I'd think therefore a religious leader and a lawyer should be present and trained in the decision making about life or death.  I'd be glad to do a year of life and death scientific training for religious leaders and extend their educational requirements in terms of cost and time as well. So now I've got a lawyer, a religious leader, and a lay person and because of that sexist CBC attitude I'd like some representatives from various gender groups.  Transexuals, homosexuals and lesbians shouldn't be excluded.  As well, a random assortment of cultural groups or perhaps the whole United Nations could be present. .  Finally I knew when my grandmother was dead as a child. Most likely by luck.
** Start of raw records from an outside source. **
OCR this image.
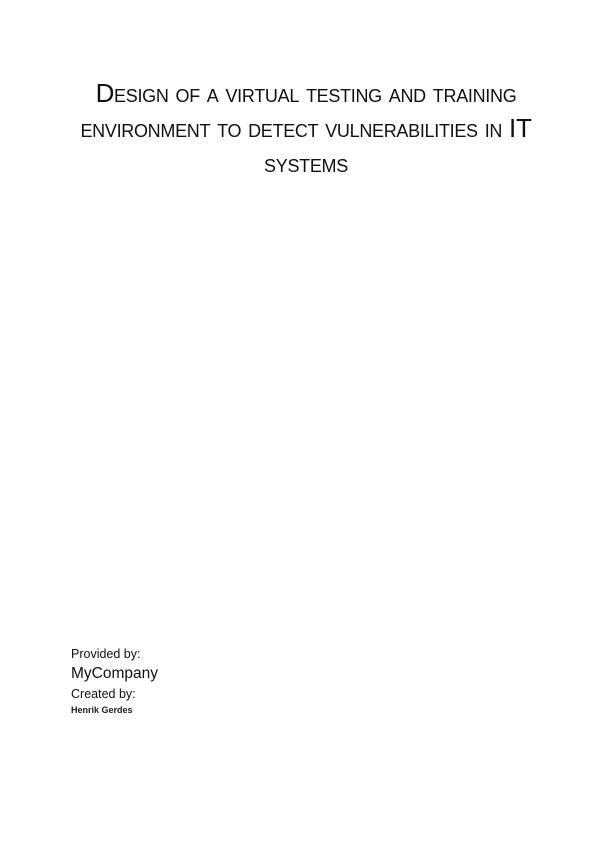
Design of a virtual testing and training environment to detect vulnerabilities in IT systems
Provided by:
MyCompany
Created by:
Henrik Gerdes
But I've known children who knew things were alive which old folk didn't. So I'd say we should have a child making rounds everyday with me.  It's a committee then and government loves a committee because then no one is accountable and everyone can pass the buck.  Of course the expansion of hospitals will cost billions so that my entourage will be able to go from room to room in the hospital. Probably twenty or thirty lanes will reduce likelihood of foot traffic jams between wards.
But I'm a private person and when I die the last thing I'd want is a committee about.  At most I'd like a doctor and a family member and if I don't have a family member I'd take a friend, a religious leader or a lawyer.  Hell, a cowboy or fireman would be good too but then I'm not fussy.
What I really think is that we should all accept that we need a living will and when we go for our driver's lesson we should have a box to check off.  When you're dead do you want to be dead and stay dead or do you want to come back to life.  Only some of the people I resuscitated thanked me. The others hated me till they died.  I'd prefer the lawyers take the ones who hated me for resuscitating them while I'll be glad to continue to care for the ones who are grateful that I saved their lives.